Rest of my Prince
「過去は…『力』 現状は…『皇帝』 未来は…『悪魔』」
櫂の目が細められる。
「ここから先は、俺もこいつらも…未来の結果だけでいい。悪魔は何だ?」
「よくないものに一方的に束縛されます。今まで水面下にあった枷が公となり、自分の欲望と周囲の…悪環境に雁字搦めになり…身動きとれなくなるでしょう」
櫂は押し黙った。
「次は僕。1月21日。…水瓶座だね」
「……。……はっ。次ですね。ええと…過去は『吊るし人』、現在は『節制』の逆位置、未来は『月』の逆位置。未来は…隠していたもの、隠そうとしていたもの…心の中の不安や恐れが具体的に現実化するでしょう。主に精神面の弱さが大きく影響して、今後の進展に影を落とすでしょう」
玲くんも押し黙った。
「俺。本当のは知らねえけど…2月25日」
「……どうして揃いも揃って…いえ、独り言です。
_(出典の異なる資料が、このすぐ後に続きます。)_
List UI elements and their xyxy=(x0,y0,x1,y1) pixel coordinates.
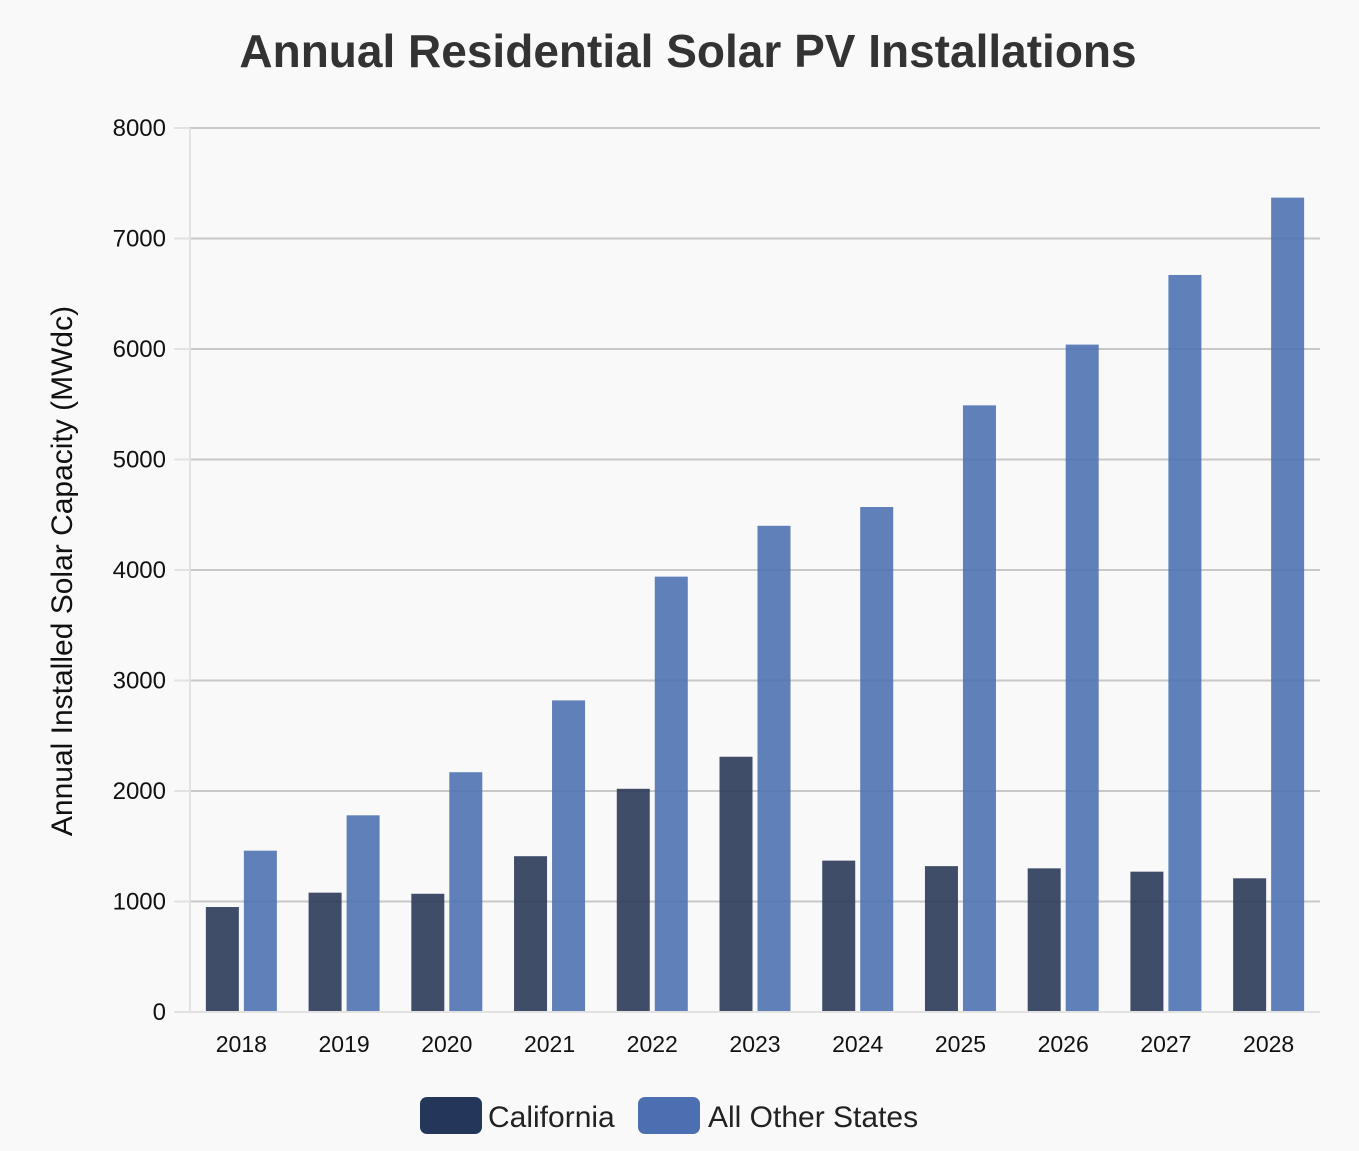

魚座。過去は『戦車』の逆位置、現在は『愚者』、未来は『審判』の逆位置。未来は…過去に起因する悔いるべき事柄が再浮上し、事態は行き詰まることでしょう」
煌も押し黙った。
「じゃあ最後、桜ちゃん。ええと…」
「9月13日」
「……萌え。…い…いえ、お気になさらず。乙女座。過去は『女教皇』、現在は『正義』、未来は『塔』。予想外の突発的な事象により、今在る環境が破壊され絶望感を味わうでしょう」
桜ちゃんも押し黙った。
「解決策は!!?」
あまりに酷い結果に、思わずあたしは叫んだ。
占い師は一度よくカードを混ぜ、目を瞑って1枚カードを引いた。
それをもう3回繰り返して、溜息をつく。
「解決策に…4人分4回引いたカードは全て同じ。
『運命の輪』。先程お嬢さんが引いたカードが鍵。男性陣の行く末は運命の輪に、…それを"未来"にした貴女に導かれているといえる。このカードの基本的意味は"偶然"。偶然と偶然が重なり合えば、自ずと"必然"となる。
転機が訪れます、皆さんの恋愛に。
運命は烈しく流転し、環境は変化する。覚悟していて下さい。直面する難問を乗り越えることが出来れば、運命は必ず好転します」
占い師は、意味ありげに笑った。